It’s the Beaches

I got to go the beach this weekend, and not just any beach: Destin, Florida. Home of hot, white, sugary sand and the clearest balmy turquoise water, and the thick, sweet smells of southern pines.

I was incredibly lucky growing up in that 1) we lived a drive-able distance from the beach, and 2) my parents took us for a weekend or two each summer, and sometimes more as we got older. We stayed at different beaches around the Gulf Coast of Alabama and North Florida, but kept coming back to the Destin area because it has such pretty water.

We didn’t go to the beach with my family last summer because of several practical reasons. I tried to make up for it by searching out swimming holes in Kentucky, but we weren’t able to find any easily accessible. We visited a “beach” in Indiana, which was sand placed by a lake. The lake had a small swimming area roped off, filled with pale people. It was, frankly, depressing.

This year, though, I got the chance to go back. My sweet (almost) sister-in-law had her bachelorette party this past weekend at Destin. Even the car trip down is filled with the memories of 26 years of beach trips – the sign on 65 that threatens “Go to Church, or the Devil Will Get You!”, fresh peace ice cream at Peach Park in Chilton county, the Sikes Country Western Mall where we bought our school shoes each year, the Tom Thumb gas stations that sprout as soon as you cross the Florida state line.

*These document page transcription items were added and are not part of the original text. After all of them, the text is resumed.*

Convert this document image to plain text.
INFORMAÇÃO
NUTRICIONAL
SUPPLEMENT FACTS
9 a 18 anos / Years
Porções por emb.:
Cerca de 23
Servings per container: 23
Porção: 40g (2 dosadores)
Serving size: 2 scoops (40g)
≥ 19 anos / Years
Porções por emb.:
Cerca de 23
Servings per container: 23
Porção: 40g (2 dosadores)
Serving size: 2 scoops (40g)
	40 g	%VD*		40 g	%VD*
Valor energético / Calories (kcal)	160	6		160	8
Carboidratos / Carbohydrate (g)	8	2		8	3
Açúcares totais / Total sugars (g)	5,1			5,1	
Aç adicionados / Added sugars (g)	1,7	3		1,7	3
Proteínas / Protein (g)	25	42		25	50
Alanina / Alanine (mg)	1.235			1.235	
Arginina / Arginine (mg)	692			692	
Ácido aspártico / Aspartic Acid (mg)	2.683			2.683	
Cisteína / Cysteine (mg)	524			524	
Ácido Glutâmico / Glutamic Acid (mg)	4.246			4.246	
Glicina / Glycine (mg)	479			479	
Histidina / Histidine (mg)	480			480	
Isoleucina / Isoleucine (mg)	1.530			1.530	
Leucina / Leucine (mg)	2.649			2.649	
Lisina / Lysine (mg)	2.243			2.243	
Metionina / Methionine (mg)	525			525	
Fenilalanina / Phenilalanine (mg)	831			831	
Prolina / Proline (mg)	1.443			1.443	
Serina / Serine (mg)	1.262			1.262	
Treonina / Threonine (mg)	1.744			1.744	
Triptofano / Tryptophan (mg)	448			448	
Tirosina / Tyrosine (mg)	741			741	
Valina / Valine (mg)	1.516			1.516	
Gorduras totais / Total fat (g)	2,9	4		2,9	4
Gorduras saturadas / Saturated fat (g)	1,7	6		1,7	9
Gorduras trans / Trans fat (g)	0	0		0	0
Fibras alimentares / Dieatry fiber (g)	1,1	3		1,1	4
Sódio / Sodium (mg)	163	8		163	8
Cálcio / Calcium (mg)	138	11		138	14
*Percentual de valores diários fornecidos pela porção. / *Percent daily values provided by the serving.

I love the moment when I climb out of the car and gulp down that heavy, hot, salty air. On Saturday morning, I went for a walk before most girls were up and just soaked in the sounds and warmth of North Florida: the chatter of birds, the slow burn of the morning sun heating up, the sidewalk littered in palmetto leaves and sand and bright hibiscus petals.

The best of all, though, is the beach itself. On Saturday, we sat on the beach most of the day, and it was glorious. My beach routine is this: walk, swim, read, repeat. The order may be changed at any time, according to mood. My mood on Saturday led me to spend most of my time swimming and floating in the perfect turquoise water. Guys, that water, and its warm, weightless, salty embrace.

Beach, I love you. I don’t know when I’ll see you again, but it can’t be too soon.